Güçlü bağışıklık sisteminin sağlanmasında vitaminlerin doğal kaynaklardan alınması, her renk yiyeceğin tüketilmesine özen gösterilmesi, yeterli su ve uykuya dikkat edilmesi, işlenmiş besinlerden kaçınılması gerektiği ifade edildi.

Beslenme ve Diyet Uzmanı Dr. Tuba Günebak, AA muhabirine yaptığı açıklamada, koronavirüslerin 21'inci yüzyılda keşfedildiğini ve 1960'dan sonra insanlarda hafif solunum yolu hastalıklarına neden olduğunun anlaşıldığını söyledi.

Son olarak insanlığın Kovid-19 ile karşı karşıya kaldığını hatırlatan Günebak, hastanın öksürüğü, hapşırığı ile damlacıkların bir diğer kişinin ağzı, burnu ya da gözlerine temas sonucu bulaştığı bilgisini verdi.

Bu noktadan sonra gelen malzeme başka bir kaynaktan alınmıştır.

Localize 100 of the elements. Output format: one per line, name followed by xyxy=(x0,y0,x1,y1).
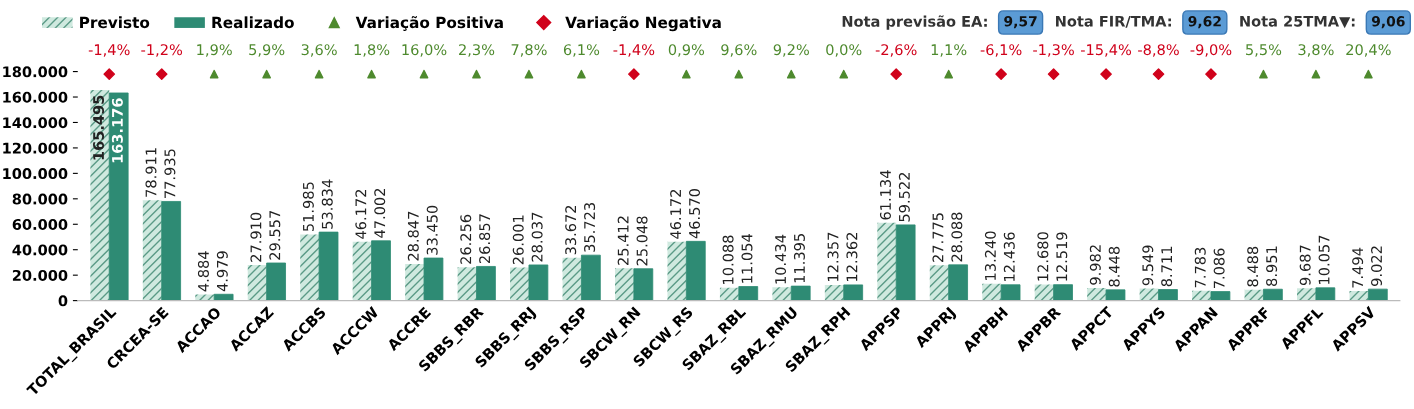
data-label: 46.172 xyxy=(670,190,682,239)
bar xyxy=(929,265,949,301)
text: 1,1% xyxy=(931,44,967,57)
data-label: 25.412 xyxy=(617,216,629,265)
bar xyxy=(633,268,654,301)
data-label: 29.557 xyxy=(269,210,281,260)
text: 3,6% xyxy=(301,44,337,57)
text: -1,2% xyxy=(141,44,183,57)
data-label: 12.436 xyxy=(1003,232,1015,281)
bar xyxy=(371,240,391,301)
bar xyxy=(1139,288,1159,301)
data-label: 11.395 xyxy=(793,234,805,283)
data-label: 26.857 xyxy=(479,214,491,264)
text: Nota FIR/TMA: xyxy=(1056,15,1171,28)
bar xyxy=(423,257,444,301)
legend-label: Variação Negativa xyxy=(565,16,721,32)
data-label: 10.434 xyxy=(775,234,787,284)
data-label: 28.088 xyxy=(951,212,963,262)
data-label: 12.357 xyxy=(827,232,839,281)
bar xyxy=(824,284,844,301)
data-label: 9.022 xyxy=(1371,246,1383,286)
bar xyxy=(738,286,759,301)
bar xyxy=(1210,291,1231,301)
data-label: 10.057 xyxy=(1318,235,1330,284)
y-tick-label: 0 xyxy=(58,295,68,307)
bar xyxy=(1105,289,1126,301)
y-tick-label: 40.000 xyxy=(12,244,68,256)
bar xyxy=(195,294,215,301)
bar xyxy=(247,265,267,301)
data-label: 8.488 xyxy=(1247,246,1259,287)
text: -15,4% xyxy=(1080,44,1132,57)
data-label: 61.134 xyxy=(879,170,891,220)
data-label: 9.982 xyxy=(1089,245,1101,285)
y-tick-label: 140.000 xyxy=(3,117,68,129)
data-label: 27.775 xyxy=(932,213,944,262)
data-label: 163.176 xyxy=(111,98,123,163)
data-label: 8.711 xyxy=(1161,246,1173,287)
data-label: 46.172 xyxy=(355,190,367,239)
data-label: 26.256 xyxy=(460,214,472,264)
bar xyxy=(1315,287,1336,301)
bar xyxy=(1087,287,1107,301)
text: 3,8% xyxy=(1298,44,1334,57)
bar xyxy=(562,257,582,301)
bar xyxy=(790,285,811,301)
data-label: 12.680 xyxy=(1037,232,1049,281)
bar xyxy=(1158,289,1178,301)
text: 6,1% xyxy=(563,44,600,57)
data-label: 35.723 xyxy=(584,203,596,252)
data-label: 10.088 xyxy=(722,235,734,284)
y-tick-label: 80.000 xyxy=(12,193,68,205)
bar xyxy=(142,200,162,301)
text: 9,57 xyxy=(1004,16,1037,29)
data-label: 7.086 xyxy=(1213,248,1225,289)
bar xyxy=(476,266,496,301)
y-tick-label: 60.000 xyxy=(12,218,68,231)
y-tick-label: 20.000 xyxy=(12,269,68,281)
bar xyxy=(895,224,916,301)
text: 1,9% xyxy=(197,44,232,57)
data-label: 53.834 xyxy=(321,179,333,229)
text: 9,06 xyxy=(1371,16,1405,29)
text: 0,9% xyxy=(668,44,705,57)
bar xyxy=(1034,284,1054,301)
data-label: 28.847 xyxy=(407,211,419,261)
data-label: 78.911 xyxy=(145,148,157,197)
data-label: 26.001 xyxy=(512,215,524,265)
text: 5,9% xyxy=(249,44,285,57)
text: 9,6% xyxy=(721,44,757,57)
text: -8,8% xyxy=(1138,44,1179,57)
bar xyxy=(1349,291,1369,301)
bar xyxy=(685,240,706,301)
y-tick-label: 160.000 xyxy=(3,91,68,103)
bar xyxy=(1053,284,1073,301)
data-label: 33.672 xyxy=(565,205,577,255)
bar xyxy=(982,283,1002,301)
data-label: 27.910 xyxy=(250,212,262,262)
bar xyxy=(405,263,425,301)
bar xyxy=(300,234,320,301)
bar xyxy=(843,284,864,301)
legend-label: Realizado xyxy=(212,16,294,29)
text: 7,8% xyxy=(511,44,547,57)
text: -1,3% xyxy=(1033,44,1074,57)
legend-label: Previsto xyxy=(80,16,150,29)
y-tick-label: 100.000 xyxy=(3,168,68,180)
data-label: 9.549 xyxy=(1142,245,1154,286)
data-label: 59.522 xyxy=(898,173,910,222)
data-label: 4.979 xyxy=(216,251,228,292)
data-label: 8.448 xyxy=(1108,246,1120,287)
text: Nota 25TMA▼: xyxy=(1240,15,1355,29)
text: -1,4% xyxy=(613,44,655,57)
y-tick-label: 180.000 xyxy=(3,66,68,78)
data-label: 77.935 xyxy=(164,149,176,198)
text: -1,4% xyxy=(88,44,130,57)
data-label: 25.048 xyxy=(636,216,648,266)
y-tick-label: 120.000 xyxy=(3,142,68,154)
bar xyxy=(877,222,897,301)
text: 0,0% xyxy=(826,44,862,57)
bar xyxy=(457,267,477,301)
data-label: 9.687 xyxy=(1299,245,1311,286)
bar xyxy=(108,92,129,301)
data-label: 33.450 xyxy=(426,205,438,255)
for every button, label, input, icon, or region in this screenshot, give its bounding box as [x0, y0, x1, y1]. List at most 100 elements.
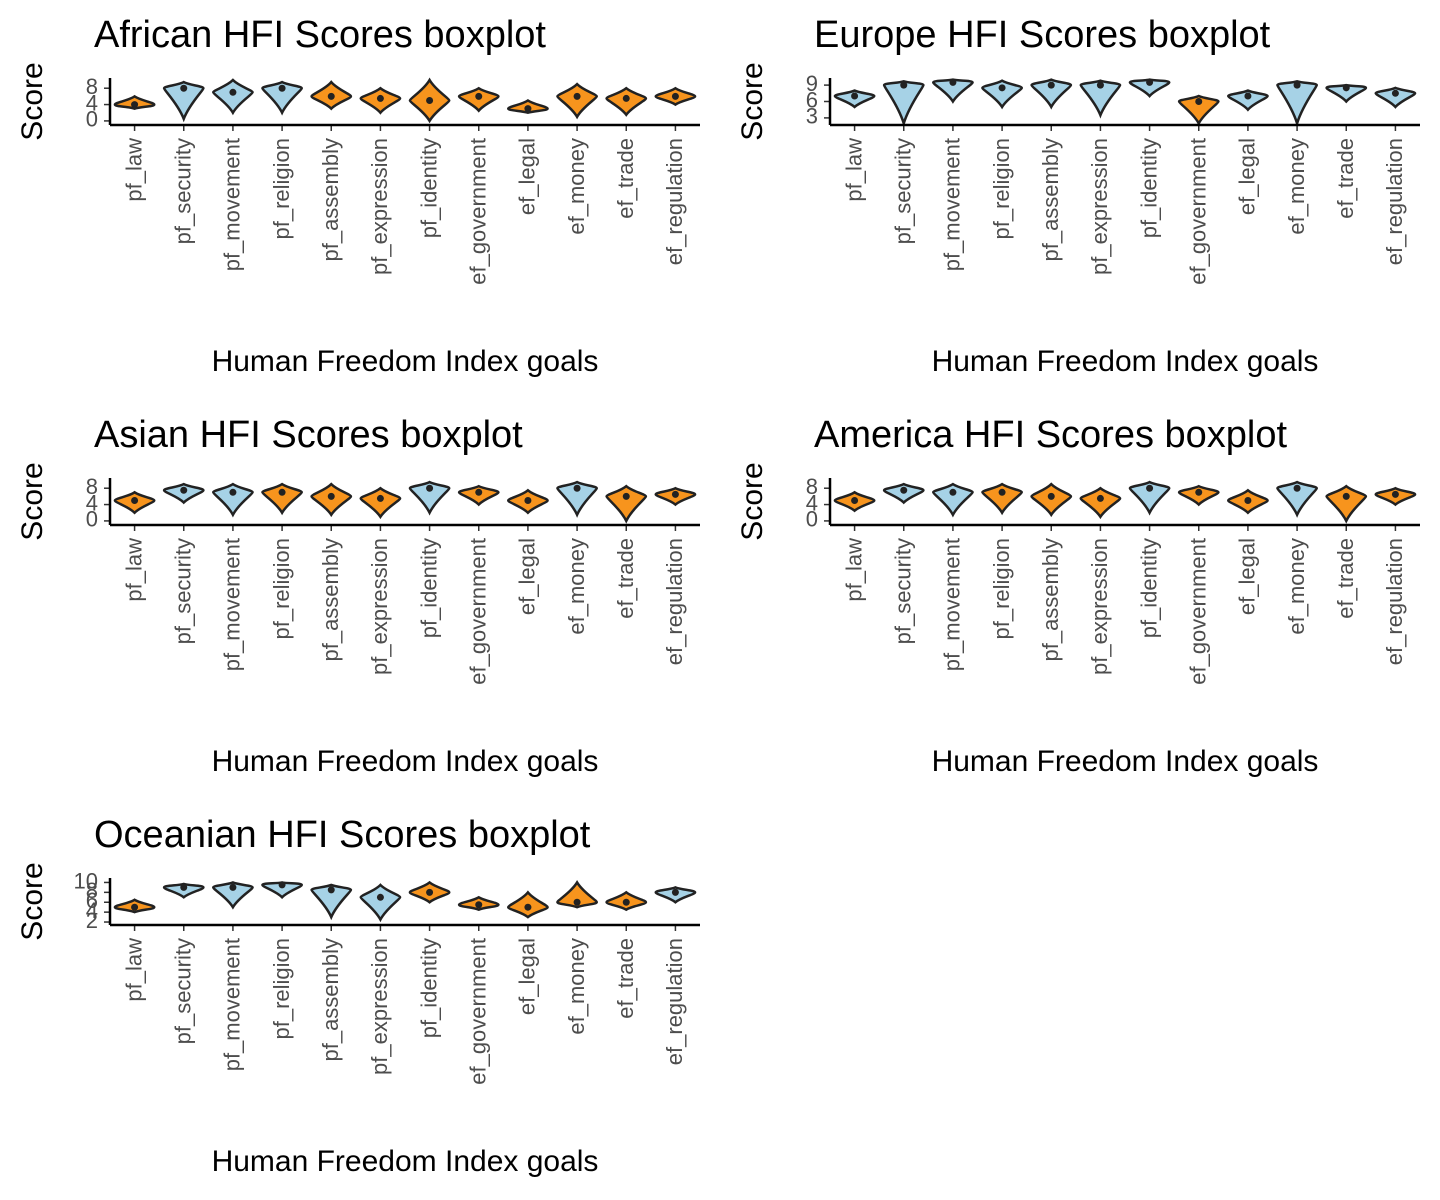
median-point [900, 486, 908, 494]
x-tick-label: pf_identity [416, 538, 441, 638]
median-point [1047, 492, 1055, 500]
panel: Europe HFI Scores boxplot Score Human Free… [736, 14, 1420, 378]
median-point [475, 901, 483, 909]
median-point [671, 888, 679, 896]
x-axis-title: Human Freedom Index goals [212, 1145, 599, 1178]
violin [211, 881, 254, 910]
x-axis-title: Human Freedom Index goals [212, 345, 599, 378]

Günebak öksürük, ateş, solunum yetmezliği ile kendini gösteren Kovid-19'dan korunmak için en önemli basamağın, kişisel hijyen kurallarına ve sosyal izolasyonun sağlanmasına uyum olduğunu vurguladı.

Bu kapsamda ellerin bol su ile 20 saniye ovuşturularak yıkanması, eller yıkanmadan kesinlikle ağız, burun ve göz ile temasından kaçınılması gerektiğine işaret eden Günebak, bunların yapılamadığı durumlarda el hijyeninin, yüksek alkol içerikli dezenfektanlarla gerçekleştirilmesi gerektiğine değindi.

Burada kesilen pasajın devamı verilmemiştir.